I began to see times when I could have reflectively listened and really heard what he was saying. Times when I might have kindly offered water or food to Pete and his men, and times when I might have said something supportive or sympathetic as I recognized the extra work that the situation was creating for them. Yes, Pete had reacted appallingly, but so too had I, and at the heart of that behaviour was our failure to identify our shared interests.
Like me, Pete wanted to finish the job quickly and safely for his men. Like me, he wanted to minimise damage to any goods so that he had a happy customer and his reputation was enhanced. Like me, he was frustrated and angry that the promised resources had not been provided. If I had just slowed down and seen him as a human being with legitimate aims and interests, this whole situation could have been avoided. Focusing on shared purpose and listening early in the day would have united Pete and I in our demand to the parent company to send a single, bigger truck.
Although I still feel shame at the way I handled that situation, I learned a great deal from it. Since that incident, I have gone out of my way to treat tradespeople with dignity and respect. If they have time, I engage in banter and chit chat about their families and their lives and give them drinks and food as needed. When things go wrong, I make sure to reflectively listen to their concerns.
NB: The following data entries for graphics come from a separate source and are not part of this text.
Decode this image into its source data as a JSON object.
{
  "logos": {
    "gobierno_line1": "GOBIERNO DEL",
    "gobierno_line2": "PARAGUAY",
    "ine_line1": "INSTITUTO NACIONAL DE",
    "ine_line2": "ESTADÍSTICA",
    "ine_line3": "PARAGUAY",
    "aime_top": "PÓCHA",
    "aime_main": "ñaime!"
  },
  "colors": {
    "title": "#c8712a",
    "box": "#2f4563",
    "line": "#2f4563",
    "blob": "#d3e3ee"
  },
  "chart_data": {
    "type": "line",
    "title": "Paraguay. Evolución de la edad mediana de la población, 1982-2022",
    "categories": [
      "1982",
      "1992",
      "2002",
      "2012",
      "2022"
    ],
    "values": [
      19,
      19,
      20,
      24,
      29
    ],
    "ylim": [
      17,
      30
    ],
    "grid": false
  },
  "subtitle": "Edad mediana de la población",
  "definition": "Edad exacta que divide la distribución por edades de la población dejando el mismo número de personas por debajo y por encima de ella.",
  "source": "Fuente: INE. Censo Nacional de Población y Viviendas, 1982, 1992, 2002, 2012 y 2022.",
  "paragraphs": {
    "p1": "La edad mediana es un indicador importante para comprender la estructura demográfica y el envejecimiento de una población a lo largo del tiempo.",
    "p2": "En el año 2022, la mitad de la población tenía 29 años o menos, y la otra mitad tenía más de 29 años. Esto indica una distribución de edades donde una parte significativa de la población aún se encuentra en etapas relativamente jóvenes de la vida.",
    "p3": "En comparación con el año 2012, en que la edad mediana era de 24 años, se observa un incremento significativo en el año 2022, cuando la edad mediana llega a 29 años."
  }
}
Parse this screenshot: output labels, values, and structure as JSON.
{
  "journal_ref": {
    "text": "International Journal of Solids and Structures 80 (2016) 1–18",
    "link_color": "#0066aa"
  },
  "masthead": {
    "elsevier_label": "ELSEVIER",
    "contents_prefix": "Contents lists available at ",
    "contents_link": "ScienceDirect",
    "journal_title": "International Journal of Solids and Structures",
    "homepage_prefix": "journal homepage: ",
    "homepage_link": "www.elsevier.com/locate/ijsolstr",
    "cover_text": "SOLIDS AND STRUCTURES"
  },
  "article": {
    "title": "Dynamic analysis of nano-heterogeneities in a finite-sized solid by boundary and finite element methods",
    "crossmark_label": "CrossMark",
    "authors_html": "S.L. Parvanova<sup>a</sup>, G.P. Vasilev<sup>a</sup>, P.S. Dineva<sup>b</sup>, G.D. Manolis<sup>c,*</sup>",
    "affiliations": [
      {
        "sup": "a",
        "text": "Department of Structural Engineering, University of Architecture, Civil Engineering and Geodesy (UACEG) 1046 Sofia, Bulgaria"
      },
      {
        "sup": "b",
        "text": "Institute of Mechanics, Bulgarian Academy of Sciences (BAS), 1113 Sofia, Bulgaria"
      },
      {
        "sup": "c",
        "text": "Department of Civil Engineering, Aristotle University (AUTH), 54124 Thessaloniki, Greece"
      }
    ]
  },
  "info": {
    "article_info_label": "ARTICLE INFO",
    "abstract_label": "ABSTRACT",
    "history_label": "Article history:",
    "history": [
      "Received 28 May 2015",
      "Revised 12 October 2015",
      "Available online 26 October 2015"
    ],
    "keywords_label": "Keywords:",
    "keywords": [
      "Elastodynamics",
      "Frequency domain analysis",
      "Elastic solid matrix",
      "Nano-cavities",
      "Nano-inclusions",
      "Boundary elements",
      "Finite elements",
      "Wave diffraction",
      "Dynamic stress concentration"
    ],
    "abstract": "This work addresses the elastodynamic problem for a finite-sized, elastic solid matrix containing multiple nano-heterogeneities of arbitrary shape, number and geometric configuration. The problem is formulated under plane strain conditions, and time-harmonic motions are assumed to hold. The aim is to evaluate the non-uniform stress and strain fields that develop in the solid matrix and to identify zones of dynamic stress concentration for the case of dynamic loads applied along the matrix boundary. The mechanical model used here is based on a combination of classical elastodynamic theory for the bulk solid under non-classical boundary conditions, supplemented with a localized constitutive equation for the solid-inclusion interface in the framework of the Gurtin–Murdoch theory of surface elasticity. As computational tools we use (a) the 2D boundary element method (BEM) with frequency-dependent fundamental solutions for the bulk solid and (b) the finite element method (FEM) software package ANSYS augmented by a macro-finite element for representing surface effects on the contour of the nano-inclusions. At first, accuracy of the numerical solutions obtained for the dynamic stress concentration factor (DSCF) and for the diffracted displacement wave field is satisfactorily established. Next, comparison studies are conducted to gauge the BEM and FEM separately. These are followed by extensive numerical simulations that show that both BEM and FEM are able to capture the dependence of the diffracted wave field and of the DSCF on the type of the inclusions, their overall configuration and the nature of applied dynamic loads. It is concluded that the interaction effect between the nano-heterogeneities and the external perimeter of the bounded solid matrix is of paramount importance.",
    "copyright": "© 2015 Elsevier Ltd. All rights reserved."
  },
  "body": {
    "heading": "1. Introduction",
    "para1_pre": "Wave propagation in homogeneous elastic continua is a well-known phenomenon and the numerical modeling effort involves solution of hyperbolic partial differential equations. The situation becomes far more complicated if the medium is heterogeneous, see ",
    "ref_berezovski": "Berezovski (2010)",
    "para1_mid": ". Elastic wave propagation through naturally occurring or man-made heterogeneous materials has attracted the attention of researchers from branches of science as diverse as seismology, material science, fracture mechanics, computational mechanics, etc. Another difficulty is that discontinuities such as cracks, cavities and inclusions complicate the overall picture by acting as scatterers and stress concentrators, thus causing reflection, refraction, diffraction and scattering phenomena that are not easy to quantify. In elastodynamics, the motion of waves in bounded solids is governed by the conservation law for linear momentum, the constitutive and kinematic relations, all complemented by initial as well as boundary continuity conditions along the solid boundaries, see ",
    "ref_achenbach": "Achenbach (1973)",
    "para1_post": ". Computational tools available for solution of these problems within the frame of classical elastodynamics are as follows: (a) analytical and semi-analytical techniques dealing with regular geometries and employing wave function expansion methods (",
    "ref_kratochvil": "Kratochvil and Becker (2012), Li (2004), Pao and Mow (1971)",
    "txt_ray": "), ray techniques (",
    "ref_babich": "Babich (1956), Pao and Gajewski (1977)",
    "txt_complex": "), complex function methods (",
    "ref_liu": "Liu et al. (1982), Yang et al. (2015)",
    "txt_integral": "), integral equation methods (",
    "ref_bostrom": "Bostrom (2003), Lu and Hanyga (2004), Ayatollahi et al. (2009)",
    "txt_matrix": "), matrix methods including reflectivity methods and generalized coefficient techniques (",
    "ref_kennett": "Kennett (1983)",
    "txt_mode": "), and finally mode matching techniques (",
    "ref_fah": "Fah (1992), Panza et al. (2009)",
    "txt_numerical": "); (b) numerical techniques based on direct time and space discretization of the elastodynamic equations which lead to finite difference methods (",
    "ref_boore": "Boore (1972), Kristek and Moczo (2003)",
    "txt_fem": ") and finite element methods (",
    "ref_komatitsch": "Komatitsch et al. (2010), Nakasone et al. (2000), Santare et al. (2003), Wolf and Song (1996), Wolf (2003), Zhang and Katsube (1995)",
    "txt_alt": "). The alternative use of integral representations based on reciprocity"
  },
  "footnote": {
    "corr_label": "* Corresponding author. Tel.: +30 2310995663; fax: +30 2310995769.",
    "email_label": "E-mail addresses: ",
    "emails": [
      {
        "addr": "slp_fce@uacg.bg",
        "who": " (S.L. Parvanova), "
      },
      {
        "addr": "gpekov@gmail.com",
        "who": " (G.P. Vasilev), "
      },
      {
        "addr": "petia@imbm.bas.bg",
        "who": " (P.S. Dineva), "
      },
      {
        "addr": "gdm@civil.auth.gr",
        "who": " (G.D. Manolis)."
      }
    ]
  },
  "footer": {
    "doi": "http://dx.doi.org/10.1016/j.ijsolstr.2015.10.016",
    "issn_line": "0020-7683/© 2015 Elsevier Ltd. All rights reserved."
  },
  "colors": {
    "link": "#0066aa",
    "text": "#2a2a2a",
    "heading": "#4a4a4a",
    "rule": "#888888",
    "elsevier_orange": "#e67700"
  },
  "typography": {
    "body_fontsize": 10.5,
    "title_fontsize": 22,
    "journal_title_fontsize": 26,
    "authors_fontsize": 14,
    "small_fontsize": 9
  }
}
I have begun to see these relationships in a totally new way. Instead of a series of transactions, where the aim is to get as much out of the person for as little cost as possible, I now have the opportunity to form real relationships with real people. Usually, I find that people almost invariably return the favour by doing an excellent job, flexibly compromising when things go wrong, or at the very least, offering reasonable rates for additional work. But while all these extrinsic benefits are nice, they are not the best reason to behave this way. The best reason to behave this way is because these relationships make me feel better about myself in the world. They give meaning to my days, and moments of real learning and pleasure as I see people open up and share something of themselves.
Being prosocial pays off. But these moments can teach us much more than just that. For me, the lessons I take from this experience include:
- Economic transactions do not need to result in objectifying people. It is so easy to ignore the human elements of a commercial transaction, but so much more rewarding not to.
- Reflectively listen. When I see these relationships as a temporary team, I realise that I owe it to my teammates to hear what they are saying and learn.
- Focus on shared identity and purpose. Economic transactions look like they begin in conflict — the buyer aims to pay as little as possible while the seller aims to get as much as possible. But looked at through the lens of relationship, we have so much more purpose in common than we do in conflict. Not least because we all want the experience to be pleasurable and all parties to leave happy. And, in the end, we all want to feel good about our contributions to the world.
What have been your experiences in these sorts of situations? I would love to hear from you.